BERITAKU, Sumenep — Tumpukan sampah yang memadati saluran pembuang Air di Desa Gedungan, Kecamatan Batuan, Kabupaten Sumenep, mengundang keluhan keras dari warga setempat. Kondisi aliran air yang tersumbat limbah tersebut memicu aroma tidak sedap yang dinilai sangat mengganggu kenyamanan pemukiman sekitar.
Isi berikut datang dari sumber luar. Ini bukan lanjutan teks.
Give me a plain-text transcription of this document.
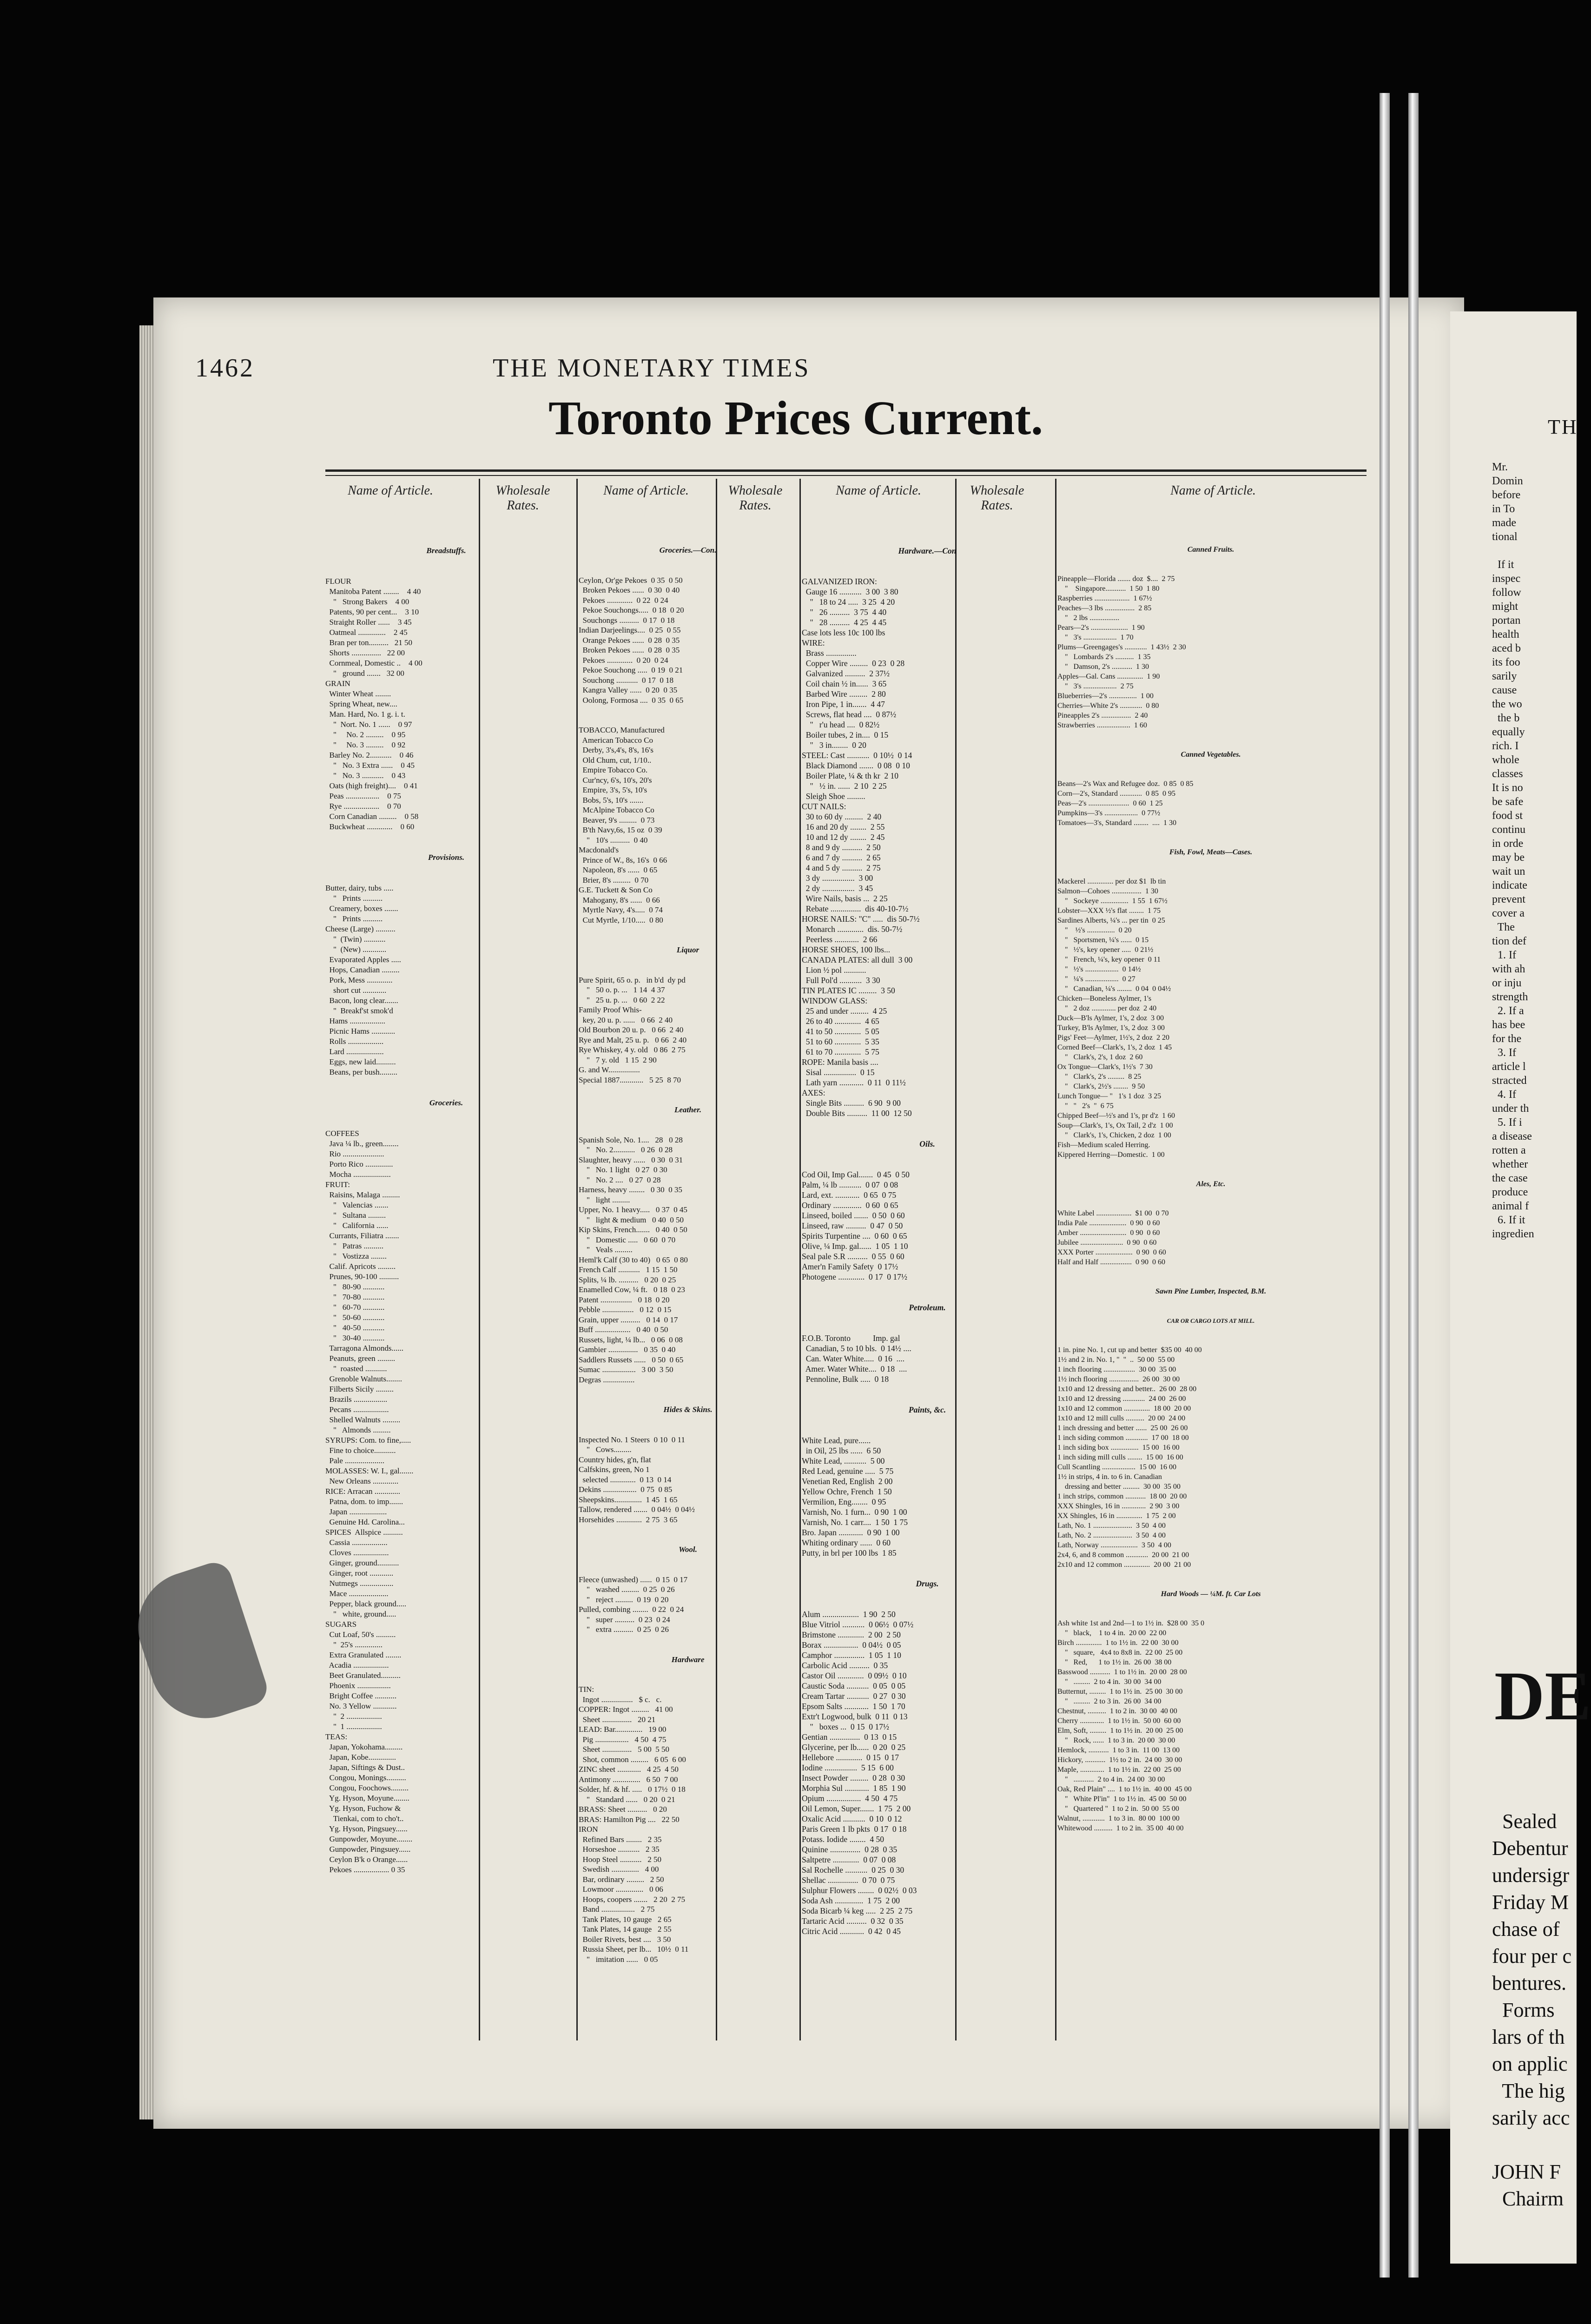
TH
Mr.
Domin
before
in To
made
tional

If it
inspec
follow
might
portan
health
aced b
its foo
sarily
cause
the wo
the b
equally
rich. I
whole
classes
It is no
be safe
food st
continu
in orde
may be
wait un
indicate
prevent
cover a
The
tion def
1. If
with ah
or inju
strength
2. If a
has bee
for the
3. If
article l
stracted
4. If
under th
5. If i
a disease
rotten a
whether
the case
produce
animal f
6. If it
ingredien
DE
Sealed
Debentur
undersigr
Friday M
chase of
four per c
bentures.
Forms
lars of th
on applic
The hig
sarily acc

JOHN F
Chairm
1462	THE MONETARY TIMES
Toronto Prices Current.
Name of Article.	Wholesale Rates.
Name of Article.	Wholesale Rates.
Name of Article.	Wholesale Rates.
Name of Article.

Breadstuffs.

FLOUR
Manitoba Patent ........    4 40
"   Strong Bakers    4 00
Patents, 90 per cent...    3 10
Straight Roller ......    3 45
Oatmeal ..............    2 45
Bran per ton..........   21 50
Shorts ...............   22 00
Cornmeal, Domestic ..    4 00
"   ground .......   32 00
GRAIN
Winter Wheat ........
Spring Wheat, new....
Man. Hard, No. 1 g. i. t.
"  Nort. No. 1 ......    0 97
"     No. 2 .........    0 95
"     No. 3 .........    0 92
Barley No. 2...........    0 46
"   No. 3 Extra ......    0 45
"   No. 3 ...........    0 43
Oats (high freight)....    0 41
Peas .................    0 75
Rye ..................    0 70
Corn Canadian .........    0 58
Buckwheat .............    0 60

Provisions.

Butter, dairy, tubs .....
"   Prints ..........
Creamery, boxes .......
"   Prints ..........
Cheese (Large) ..........
"  (Twin) ...........
"  (New) ............
Evaporated Apples .....
Hops, Canadian .........
Pork, Mess .............
short cut ............
Bacon, long clear.......
"  Breakf'st smok'd
Hams ..................
Picnic Hams ............
Rolls ..................
Lard ...................
Eggs, new laid..........
Beans, per bush.........

Groceries.

COFFEES
Java ¼ lb., green........
Rio .....................
Porto Rico ..............
Mocha ...................
FRUIT:
Raisins, Malaga .........
"   Valencias .......
"   Sultana .........
"   California ......
Currants, Filiatra .......
"   Patras ..........
"   Vostizza ........
Calif. Apricots .........
Prunes, 90-100 ..........
"   80-90 ...........
"   70-80 ...........
"   60-70 ...........
"   50-60 ...........
"   40-50 ...........
"   30-40 ...........
Tarragona Almonds......
Peanuts, green .........
"  roasted ...........
Grenoble Walnuts........
Filberts Sicily .........
Brazils .................
Pecans ..................
Shelled Walnuts .........
"   Almonds .........
SYRUPS: Com. to fine,.....
Fine to choice...........
Pale ....................
MOLASSES: W. I., gal.......
New Orleans .............
RICE: Arracan .............
Patna, dom. to imp.......
Japan ...................
Genuine Hd. Carolina...
SPICES  Allspice ..........
Cassia ..................
Cloves ..................
Ginger, ground...........
Ginger, root ............
Nutmegs .................
Mace ....................
Pepper, black ground.....
"   white, ground.....
SUGARS
Cut Loaf, 50's ..........
"  25's ..............
Extra Granulated ........
Acadia ..................
Beet Granulated..........
Phoenix .................
Bright Coffee ...........
No. 3 Yellow ............
"  2 ..................
"  1 ..................
TEAS:
Japan, Yokohama.........
Japan, Kobe..............
Japan, Siftings & Dust..
Congou, Monings..........
Congou, Foochows.........
Yg. Hyson, Moyune........
Yg. Hyson, Fuchow &
Tienkai, com to cho't..
Yg. Hyson, Pingsuey......
Gunpowder, Moyune........
Gunpowder, Pingsuey......
Ceylon B'k o Orange......
Pekoes .................. 0 35

Groceries.—Con.

Ceylon, Or'ge Pekoes  0 35  0 50
Broken Pekoes ......  0 30  0 40
Pekoes .............  0 22  0 24
Pekoe Souchongs.....  0 18  0 20
Souchongs ..........  0 17  0 18
Indian Darjeelings....  0 25  0 55
Orange Pekoes ......  0 28  0 35
Broken Pekoes ......  0 28  0 35
Pekoes .............  0 20  0 24
Pekoe Souchong .....  0 19  0 21
Souchong ...........  0 17  0 18
Kangra Valley ......  0 20  0 35
Oolong, Formosa ....  0 35  0 65

TOBACCO, Manufactured
American Tobacco Co
Derby, 3's,4's, 8's, 16's
Old Chum, cut, 1/10..
Empire Tobacco Co.
Cur'ncy, 6's, 10's, 20's
Empire, 3's, 5's, 10's
Bobs, 5's, 10's .......
McAlpine Tobacco Co
Beaver, 9's .........  0 73
B'th Navy,6s, 15 oz  0 39
"   10's ..........  0 40
Macdonald's
Prince of W., 8s, 16's  0 66
Napoleon, 8's ......  0 65
Brier, 8's .........  0 70
G.E. Tuckett & Son Co
Mahogany, 8's ......  0 66
Myrtle Navy, 4's.....  0 74
Cut Myrtle, 1/10.....  0 80

Liquor

Pure Spirit, 65 o. p.   in b'd  dy pd
"   50 o. p. ...   1 14  4 37
"   25 u. p. ...   0 60  2 22
Family Proof Whis-
key, 20 u. p. ......   0 66  2 40
Old Bourbon 20 u. p.   0 66  2 40
Rye and Malt, 25 u. p.   0 66  2 40
Rye Whiskey, 4 y. old   0 86  2 75
"   7 y. old   1 15  2 90
G. and W................
Special 1887............   5 25  8 70

Leather.

Spanish Sole, No. 1....   28   0 28
"   No. 2...........   0 26  0 28
Slaughter, heavy ......   0 30  0 31
"   No. 1 light   0 27  0 30
"   No. 2 ....   0 27  0 28
Harness, heavy ........   0 30  0 35
"   light .........
Upper, No. 1 heavy.....   0 37  0 45
"   light & medium   0 40  0 50
Kip Skins, French.......   0 40  0 50
"   Domestic .....   0 60  0 70
"   Veals .........
Heml'k Calf (30 to 40)   0 65  0 80
French Calf ...........   1 15  1 50
Splits, ¼ lb. ..........   0 20  0 25
Enamelled Cow, ¼ ft.   0 18  0 23
Patent ................   0 18  0 20
Pebble ................   0 12  0 15
Grain, upper ..........   0 14  0 17
Buff ..................   0 40  0 50
Russets, light, ¼ lb...   0 06  0 08
Gambier ...............   0 35  0 40
Saddlers Russets ......   0 50  0 65
Sumac .................   3 00  3 50
Degras ................

Hides & Skins.

Inspected No. 1 Steers  0 10  0 11
"   Cows.........
Country hides, g'n, flat
Calfskins, green, No 1
selected .............  0 13  0 14
Dekins .................  0 75  0 85
Sheepskins..............  1 45  1 65
Tallow, rendered .......  0 04½  0 04½
Horsehides .............  2 75  3 65

Wool.

Fleece (unwashed) ......  0 15  0 17
"   washed .........  0 25  0 26
"   reject .........  0 19  0 20
Pulled, combing ........  0 22  0 24
"   super ..........  0 23  0 24
"   extra ..........  0 25  0 26

Hardware

TIN:
Ingot ................   $ c.   c.
COPPER: Ingot .........   41 00
Sheet ...............   20 21
LEAD: Bar..............   19 00
Pig .................   4 50  4 75
Sheet ...............   5 00  5 50
Shot, common .........   6 05  6 00
ZINC sheet ............   4 25  4 50
Antimony ..............   6 50  7 00
Solder, hf. & hf. .....   0 17½  0 18
"   Standard ......   0 20  0 21
BRASS: Sheet ..........   0 20
BRAS: Hamilton Pig ....   22 50
IRON
Refined Bars ........   2 35
Horseshoe ...........   2 35
Hoop Steel ...........   2 50
Swedish ..............   4 00
Bar, ordinary .........   2 50
Lowmoor ..............   0 06
Hoops, coopers .......   2 20  2 75
Band .................   2 75
Tank Plates, 10 gauge   2 65
Tank Plates, 14 gauge   2 55
Boiler Rivets, best ....   3 50
Russia Sheet, per lb...   10½  0 11
"   imitation ......   0 05

Hardware.—Con

GALVANIZED IRON:
Gauge 16 ...........  3 00  3 80
"   18 to 24 .....  3 25  4 20
"   26 ..........  3 75  4 40
"   28 ..........  4 25  4 45
Case lots less 10c 100 lbs
WIRE:
Brass ...............
Copper Wire .........  0 23  0 28
Galvanized ..........  2 37½
Coil chain ½ in......  3 65
Barbed Wire .........  2 80
Iron Pipe, 1 in.......  4 47
Screws, flat head ....  0 87½
"   r'u head ....  0 82½
Boiler tubes, 2 in....  0 15
"   3 in........  0 20
STEEL: Cast ...........  0 10½  0 14
Black Diamond .......  0 08  0 10
Boiler Plate, ¼ & th kr  2 10
"   ½ in. ......  2 10  2 25
Sleigh Shoe .........
CUT NAILS:
30 to 60 dy .........  2 40
16 and 20 dy ........  2 55
10 and 12 dy ........  2 45
8 and 9 dy ..........  2 50
6 and 7 dy ..........  2 65
4 and 5 dy ..........  2 75
3 dy ................  3 00
2 dy ................  3 45
Wire Nails, basis ...  2 25
Rebate ...............  dis 40-10-7½
HORSE NAILS: "C" .....  dis 50-7½
Monarch .............  dis. 50-7½
Peerless ............  2 66
HORSE SHOES, 100 lbs...
CANADA PLATES: all dull  3 00
Lion ½ pol ...........
Full Pol'd ...........  3 30
TIN PLATES IC .........  3 50
WINDOW GLASS:
25 and under .........  4 25
26 to 40 .............  4 65
41 to 50 .............  5 05
51 to 60 .............  5 35
61 to 70 .............  5 75
ROPE: Manila basis ....
Sisal ................  0 15
Lath yarn ............  0 11  0 11½
AXES:
Single Bits ..........  6 90  9 00
Double Bits ..........  11 00  12 50

Oils.

Cod Oil, Imp Gal.......  0 45  0 50
Palm, ¼ lb ...........  0 07  0 08
Lard, ext. ............  0 65  0 75
Ordinary ..............  0 60  0 65
Linseed, boiled .......  0 50  0 60
Linseed, raw ..........  0 47  0 50
Spirits Turpentine ....  0 60  0 65
Olive, ¼ Imp. gal......  1 05  1 10
Seal pale S.R ..........  0 55  0 60
Amer'n Family Safety  0 17½
Photogene .............  0 17  0 17½

Petroleum.

F.O.B. Toronto           Imp. gal
Canadian, 5 to 10 bls.  0 14½ ....
Can. Water White.....  0 16  ....
Amer. Water White....  0 18  ....
Pennoline, Bulk .....  0 18

Paints, &c.

White Lead, pure......
in Oil, 25 lbs ......  6 50
White Lead, ...........  5 00
Red Lead, genuine .....  5 75
Venetian Red, English  2 00
Yellow Ochre, French  1 50
Vermilion, Eng........  0 95
Varnish, No. 1 furn...  0 90  1 00
Varnish, No. 1 carr....  1 50  1 75
Bro. Japan ............  0 90  1 00
Whiting ordinary ......  0 60
Putty, in brl per 100 lbs  1 85

Drugs.

Alum ..................  1 90  2 50
Blue Vitriol ...........  0 06½  0 07½
Brimstone .............  2 00  2 50
Borax .................  0 04½  0 05
Camphor ...............  1 05  1 10
Carbolic Acid ..........  0 35
Castor Oil .............  0 09½  0 10
Caustic Soda ...........  0 05  0 05
Cream Tartar ...........  0 27  0 30
Epsom Salts ............  1 50  1 70
Extr't Logwood, bulk  0 11  0 13
"   boxes ...  0 15  0 17½
Gentian ...............  0 13  0 15
Glycerine, per lb......  0 20  0 25
Hellebore .............  0 15  0 17
Iodine ................  5 15  6 00
Insect Powder .........  0 28  0 30
Morphia Sul ............  1 85  1 90
Opium .................  4 50  4 75
Oil Lemon, Super.......  1 75  2 00
Oxalic Acid ...........  0 10  0 12
Paris Green 1 lb pkts  0 17  0 18
Potass. Iodide ........  4 50
Quinine ...............  0 28  0 35
Saltpetre .............  0 07  0 08
Sal Rochelle ...........  0 25  0 30
Shellac ...............  0 70  0 75
Sulphur Flowers ........  0 02½  0 03
Soda Ash ..............  1 75  2 00
Soda Bicarb ¼ keg .....  2 25  2 75
Tartaric Acid ..........  0 32  0 35
Citric Acid ............  0 42  0 45

Canned Fruits.

Pineapple—Florida ....... doz  $....  2 75
"    Singapore...........  1 50  1 80
Raspberries ...................  1 67½
Peaches—3 lbs ................  2 85
"   2 lbs ................
Pears—2's ....................  1 90
"   3's ..................  1 70
Plums—Greengages's ............  1 43½  2 30
"   Lombards 2's ..........  1 35
"   Damson, 2's ...........  1 30
Apples—Gal. Cans ..............  1 90
"   3's ..................  2 75
Blueberries—2's ...............  1 00
Cherries—White 2's ............  0 80
Pineapples 2's ................  2 40
Strawberries ..................  1 60

Canned Vegetables.

Beans—2's Wax and Refugee doz.  0 85  0 85
Corn—2's, Standard ............  0 85  0 95
Peas—2's ......................  0 60  1 25
Pumpkins—3's ..................  0 77½
Tomatoes—3's, Standard ........  ....  1 30

Fish, Fowl, Meats—Cases.

Mackerel .............. per doz $1  lb tin
Salmon—Cohoes ................  1 30
"   Sockeye ...............  1 55  1 67½
Lobster—XXX ½'s flat ........  1 75
Sardines Alberts, ¼'s ... per tin  0 25
"    ½'s ...............  0 20
"   Sportsmen, ¼'s ......  0 15
"   ½'s, key opener .....  0 21½
"   French, ¼'s, key opener  0 11
"   ½'s ..................  0 14½
"   ¼'s ..................  0 27
"   Canadian, ¼'s ........  0 04  0 04½
Chicken—Boneless Aylmer, 1's
"   2 doz ............. per doz  2 40
Duck—B'ls Aylmer, 1's, 2 doz  3 00
Turkey, B'ls Aylmer, 1's, 2 doz  3 00
Pigs' Feet—Aylmer, 1½'s, 2 doz  2 20
Corned Beef—Clark's, 1's, 2 doz  1 45
"   Clark's, 2's, 1 doz  2 60
Ox Tongue—Clark's, 1½'s  7 30
"   Clark's, 2's .........  8 25
"   Clark's, 2½'s ........  9 50
Lunch Tongue— "   1's 1 doz  3 25
"   "   2's  "  6 75
Chipped Beef—½'s and 1's, pr d'z  1 60
Soup—Clark's, 1's, Ox Tail, 2 d'z  1 00
"   Clark's, 1's, Chicken, 2 doz  1 00
Fish—Medium scaled Herring.
Kippered Herring—Domestic.  1 00

Ales, Etc.

White Label ...................  $1 00  0 70
India Pale ....................  0 90  0 60
Amber .........................  0 90  0 60
Jubilee .......................  0 90  0 60
XXX Porter ....................  0 90  0 60
Half and Half .................  0 90  0 60

Sawn Pine Lumber, Inspected, B.M.

CAR OR CARGO LOTS AT MILL.

1 in. pine No. 1, cut up and better  $35 00  40 00
1½ and 2 in. No. 1, "  "  ..  50 00  55 00
1 inch flooring .................  30 00  35 00
1½ inch flooring ................  26 00  30 00
1x10 and 12 dressing and better..  26 00  28 00
1x10 and 12 dressing ............  24 00  26 00
1x10 and 12 common ..............  18 00  20 00
1x10 and 12 mill culls ..........  20 00  24 00
1 inch dressing and better ......  25 00  26 00
1 inch siding common ............  17 00  18 00
1 inch siding box ...............  15 00  16 00
1 inch siding mill culls ........  15 00  16 00
Cull Scantling ..................  15 00  16 00
1½ in strips, 4 in. to 6 in. Canadian
dressing and better .........  30 00  35 00
1 inch strips, common ...........  18 00  20 00
XXX Shingles, 16 in .............  2 90  3 00
XX Shingles, 16 in ..............  1 75  2 00
Lath, No. 1 .....................  3 50  4 00
Lath, No. 2 .....................  3 50  4 00
Lath, Norway ....................  3 50  4 00
2x4, 6, and 8 common ............  20 00  21 00
2x10 and 12 common ..............  20 00  21 00

Hard Woods — ¼M. ft. Car Lots

Ash white 1st and 2nd—1 to 1½ in.  $28 00  35 0
"   black,    1 to 4 in.  20 00  22 00
Birch ..............  1 to 1½ in.  22 00  30 00
"   square,   4x4 to 8x8 in.  22 00  25 00
"   Red,      1 to 1½ in.  26 00  38 00
Basswood ...........  1 to 1½ in.  20 00  28 00
"   .........  2 to 4 in.  30 00  34 00
Butternut, .........  1 to 1½ in.  25 00  30 00
"   .........  2 to 3 in.  26 00  34 00
Chestnut, ..........  1 to 2 in.  30 00  40 00
Cherry .............  1 to 1½ in.  50 00  60 00
Elm, Soft, .........  1 to 1½ in.  20 00  25 00
"   Rock, ......  1 to 3 in.  20 00  30 00
Hemlock, ...........  1 to 3 in.  11 00  13 00
Hickory, ...........  1½ to 2 in.  24 00  30 00
Maple, .............  1 to 1½ in.  22 00  25 00
"   ...........  2 to 4 in.  24 00  30 00
Oak, Red Plain" ....  1 to 1½ in.  40 00  45 00
"   White Pl'in"  1 to 1½ in.  45 00  50 00
"   Quartered "  1 to 2 in.  50 00  55 00
Walnut, ............  1 to 3 in.  80 00  100 00
Whitewood ..........  1 to 2 in.  35 00  40 00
Salah seorang warga setempat, Yanto, menuturkan bahwa tumpukan sampah yang dibiarkan membusuk di saluran air tersebut kini makin meresahkan warga sekitar lokasi kejadian.
“Sampah di saluran pembuang air ini sangat mengganggu warga karena menimbulkan bau yang tidak sedap,” ujar Yanto dengan nada kecewa.
Sayangnya, kondisi yang berpotensi memicu penyakit dan banjir saat musim hujan ini terkesan dibiarkan tanpa adanya tindakan tegas maupun langkah pembersihan dari instansi terkait.
Sikap pasif ditunjukkan oleh pihak Dinas Pekerjaan Umum dan Tata Ruang (PUTR) Kabupaten Sumenep. Kasi Sumber Daya Air (SDA) Dinas PUTR Sumenep, Eva Resmani, saat dikonfirmasi melalui pesan singkat WhatsApp hingga berita ini diturunkan belum memberikan tanggapan resmi terkait langkah konkret yang akan diambil untuk mengatasi keluhan tumpukan sampah tersebut.
Warga berharap Pemkab Sumenep dan Dinas PUTR segera turun ke lokasi untuk melakukan penanganan fisik serta memberikan edukasi agar fungsi saluran pembuang air kembali normal.